Robert Wood Johnson Foundation Clinical Scholars Program, Yale School of Medicine, New Haven, CT, USA.
J Gen Intern Med. 2011 Dec;26(12):1426-33. doi: 10.1007/s11606-011-1807-5. Epub 2011 Aug 12.
In the United States, mortality from cardiovascular disease has become increasingly common among HIV-infected persons. One-third of HIV-infected persons in care may rely on state-run AIDS Drug Assistance Programs (ADAPs) for cardiovascular disease-related prescription drugs. There is no federal mandate regarding ADAP coverage for non-HIV medications.

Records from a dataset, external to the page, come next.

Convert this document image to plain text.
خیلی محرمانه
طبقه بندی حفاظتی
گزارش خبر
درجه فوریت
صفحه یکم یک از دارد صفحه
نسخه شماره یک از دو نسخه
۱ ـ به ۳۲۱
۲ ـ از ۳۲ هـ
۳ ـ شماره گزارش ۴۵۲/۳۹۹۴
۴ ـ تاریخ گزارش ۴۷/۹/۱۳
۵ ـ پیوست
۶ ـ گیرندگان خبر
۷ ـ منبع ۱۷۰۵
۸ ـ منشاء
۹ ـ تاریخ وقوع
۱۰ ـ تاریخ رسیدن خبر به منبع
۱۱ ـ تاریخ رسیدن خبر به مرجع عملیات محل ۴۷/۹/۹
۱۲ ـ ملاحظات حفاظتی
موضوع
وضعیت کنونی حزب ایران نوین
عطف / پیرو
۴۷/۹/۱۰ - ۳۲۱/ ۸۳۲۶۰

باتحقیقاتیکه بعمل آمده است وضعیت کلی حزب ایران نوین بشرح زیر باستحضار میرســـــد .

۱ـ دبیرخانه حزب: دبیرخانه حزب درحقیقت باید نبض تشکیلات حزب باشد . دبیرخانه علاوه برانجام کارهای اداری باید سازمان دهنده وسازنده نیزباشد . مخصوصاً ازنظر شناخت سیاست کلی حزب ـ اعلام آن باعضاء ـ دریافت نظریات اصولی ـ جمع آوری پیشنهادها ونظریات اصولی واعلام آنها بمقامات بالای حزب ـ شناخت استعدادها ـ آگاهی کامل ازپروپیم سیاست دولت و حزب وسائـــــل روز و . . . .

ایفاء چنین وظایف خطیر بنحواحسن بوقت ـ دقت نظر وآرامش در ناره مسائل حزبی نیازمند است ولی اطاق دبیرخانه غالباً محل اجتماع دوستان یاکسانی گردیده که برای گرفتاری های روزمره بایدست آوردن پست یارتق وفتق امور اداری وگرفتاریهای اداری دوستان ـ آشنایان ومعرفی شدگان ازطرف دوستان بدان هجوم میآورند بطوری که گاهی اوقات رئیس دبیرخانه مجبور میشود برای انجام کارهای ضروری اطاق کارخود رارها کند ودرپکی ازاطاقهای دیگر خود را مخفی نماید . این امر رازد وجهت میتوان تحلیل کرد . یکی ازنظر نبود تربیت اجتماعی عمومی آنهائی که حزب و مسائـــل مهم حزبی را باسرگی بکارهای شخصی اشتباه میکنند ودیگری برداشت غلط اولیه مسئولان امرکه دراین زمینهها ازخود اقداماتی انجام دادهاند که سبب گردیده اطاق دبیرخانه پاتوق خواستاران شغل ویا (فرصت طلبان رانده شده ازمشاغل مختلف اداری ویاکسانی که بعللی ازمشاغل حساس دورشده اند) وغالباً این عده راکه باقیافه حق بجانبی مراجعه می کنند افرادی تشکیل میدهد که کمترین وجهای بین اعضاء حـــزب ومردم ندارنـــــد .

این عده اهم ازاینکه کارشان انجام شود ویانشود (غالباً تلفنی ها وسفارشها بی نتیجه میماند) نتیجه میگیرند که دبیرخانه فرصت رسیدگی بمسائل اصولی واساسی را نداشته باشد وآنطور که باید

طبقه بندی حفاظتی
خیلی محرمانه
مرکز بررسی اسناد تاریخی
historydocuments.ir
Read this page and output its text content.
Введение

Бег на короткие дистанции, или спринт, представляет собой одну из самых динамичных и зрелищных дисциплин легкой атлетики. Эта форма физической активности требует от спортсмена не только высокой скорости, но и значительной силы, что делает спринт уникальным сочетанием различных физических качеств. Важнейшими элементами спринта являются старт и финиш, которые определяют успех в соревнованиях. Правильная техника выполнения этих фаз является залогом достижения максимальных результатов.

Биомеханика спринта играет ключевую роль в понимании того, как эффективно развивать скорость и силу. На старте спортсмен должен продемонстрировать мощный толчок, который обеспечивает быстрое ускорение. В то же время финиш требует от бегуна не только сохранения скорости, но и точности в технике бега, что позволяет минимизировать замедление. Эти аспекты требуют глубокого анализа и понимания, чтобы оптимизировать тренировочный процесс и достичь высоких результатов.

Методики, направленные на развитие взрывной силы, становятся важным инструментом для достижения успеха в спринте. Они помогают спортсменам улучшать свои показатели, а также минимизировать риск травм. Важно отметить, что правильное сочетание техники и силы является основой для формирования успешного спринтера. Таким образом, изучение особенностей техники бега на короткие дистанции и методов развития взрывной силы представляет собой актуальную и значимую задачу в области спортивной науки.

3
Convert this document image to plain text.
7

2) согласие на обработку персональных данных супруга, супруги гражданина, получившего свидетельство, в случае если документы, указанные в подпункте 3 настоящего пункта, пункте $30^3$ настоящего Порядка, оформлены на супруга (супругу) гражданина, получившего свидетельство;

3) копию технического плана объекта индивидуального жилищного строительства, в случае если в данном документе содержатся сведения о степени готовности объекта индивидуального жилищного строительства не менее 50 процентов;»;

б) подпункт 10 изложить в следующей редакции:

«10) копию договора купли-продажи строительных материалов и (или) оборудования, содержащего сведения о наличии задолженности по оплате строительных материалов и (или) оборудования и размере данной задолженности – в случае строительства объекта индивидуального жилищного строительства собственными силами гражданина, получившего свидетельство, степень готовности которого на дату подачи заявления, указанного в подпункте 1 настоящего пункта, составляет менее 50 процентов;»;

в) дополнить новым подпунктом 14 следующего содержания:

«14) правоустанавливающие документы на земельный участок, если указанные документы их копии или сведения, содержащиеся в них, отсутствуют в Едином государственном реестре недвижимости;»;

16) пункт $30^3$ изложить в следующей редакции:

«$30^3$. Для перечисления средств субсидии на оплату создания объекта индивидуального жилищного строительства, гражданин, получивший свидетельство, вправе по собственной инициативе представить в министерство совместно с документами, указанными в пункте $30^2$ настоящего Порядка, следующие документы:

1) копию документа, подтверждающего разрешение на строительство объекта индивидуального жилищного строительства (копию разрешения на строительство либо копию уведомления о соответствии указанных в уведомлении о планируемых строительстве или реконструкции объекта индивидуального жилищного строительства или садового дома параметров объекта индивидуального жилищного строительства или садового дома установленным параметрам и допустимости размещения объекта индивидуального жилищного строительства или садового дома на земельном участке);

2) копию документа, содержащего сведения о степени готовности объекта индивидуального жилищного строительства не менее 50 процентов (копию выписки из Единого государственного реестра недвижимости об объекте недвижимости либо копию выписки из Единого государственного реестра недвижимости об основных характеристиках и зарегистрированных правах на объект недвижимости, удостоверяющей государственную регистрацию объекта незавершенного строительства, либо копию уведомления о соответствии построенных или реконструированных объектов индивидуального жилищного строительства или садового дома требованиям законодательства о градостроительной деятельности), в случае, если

To assess the consistency of ADAP coverage for type 2 diabetes, hypertension, hyperlipidemia, and smoking cessation using clinical guidelines as the standard of care.
Cross-sectional survey of 53 state and territorial ADAP formularies.
ADAPs covering all first-line drugs for a cardiovascular risk factor were categorized as "consistent" with guidelines, while ADAPs covering at least one first-line drug, but not all, for a cardiovascular risk factor, were categorized as "partially consistent". ADAPs without coverage were categorized as "no coverage".
Of 53 ADAPs, four (7.5%) provided coverage consistent with guidelines (coverage for all first-line drugs) for all four cardiovascular risk factors. Thirteen (24.5%) provided no coverage for all four risk factors. Thirty-six (68%) provided at least partially consistent coverage for at least one surveyed risk factor. State ADAPs provided coverage consistent with guidelines most frequently for type 2 diabetes (28%), followed by hypertension (25%), hyperlipidemia (15%) and smoking cessation (8%). Statins (66%) were most commonly covered and nicotine replacement therapies (9%) least often. Many ADAPs provided no first-line treatment coverage for hypertension (60%), type 2 diabetes (51%), smoking cessation (45%), and hyperlipidemia (32%).
Consistency of ADAP coverage with guidelines for the surveyed cardiovascular risk factors varies widely. Given the increasing lifespan of HIV-infected persons and restricted ADAP budgets, we recommend ADAP coverage be consistent with guidelines for cardiovascular risk factors.
在美国,心血管疾病导致的死亡率在感染艾滋病毒的人群中越来越常见。在接受治疗的艾滋病毒感染者中,有三分之一可能依靠州立艾滋病药物援助计划(ADAP)获得与心血管疾病相关的处方药。对于非艾滋病毒药物,ADAP 的覆盖范围没有联邦授权。
根据临床指南作为护理标准,评估 ADAP 对 2 型糖尿病、高血压、高血脂和戒烟的覆盖范围的一致性。
对 53 个州和地区 ADAP 处方集的横断面调查。
将涵盖心血管风险因素所有一线药物的 ADAP 归类为与指南一致,而涵盖心血管风险因素至少一种一线药物但并非全部的 ADAP 归类为部分一致。没有覆盖的 ADAP 归类为没有覆盖。
在 53 个 ADAP 中,有 4 个(7.5%)为所有四个心血管风险因素提供了与指南一致的覆盖(涵盖所有一线药物)。有 13 个(24.5%)对所有四个风险因素均未提供覆盖。有 36 个(68%)为至少一个调查风险因素提供了至少部分一致的覆盖。州 ADAP 最常为 2 型糖尿病(28%)、高血压(25%)、高血脂(15%)和戒烟(8%)提供与指南一致的覆盖。他汀类药物(66%)最常被覆盖,尼古丁替代疗法(9%)最不常被覆盖。许多 ADAP 对高血压(60%)、2 型糖尿病(51%)、戒烟(45%)和高血脂(32%)没有提供一线治疗覆盖。
ADAP 对所调查心血管风险因素的覆盖范围与指南的一致性差异很大。鉴于艾滋病毒感染者的预期寿命延长和 ADAP 预算有限,我们建议 ADAP 对心血管风险因素的覆盖范围应与指南一致。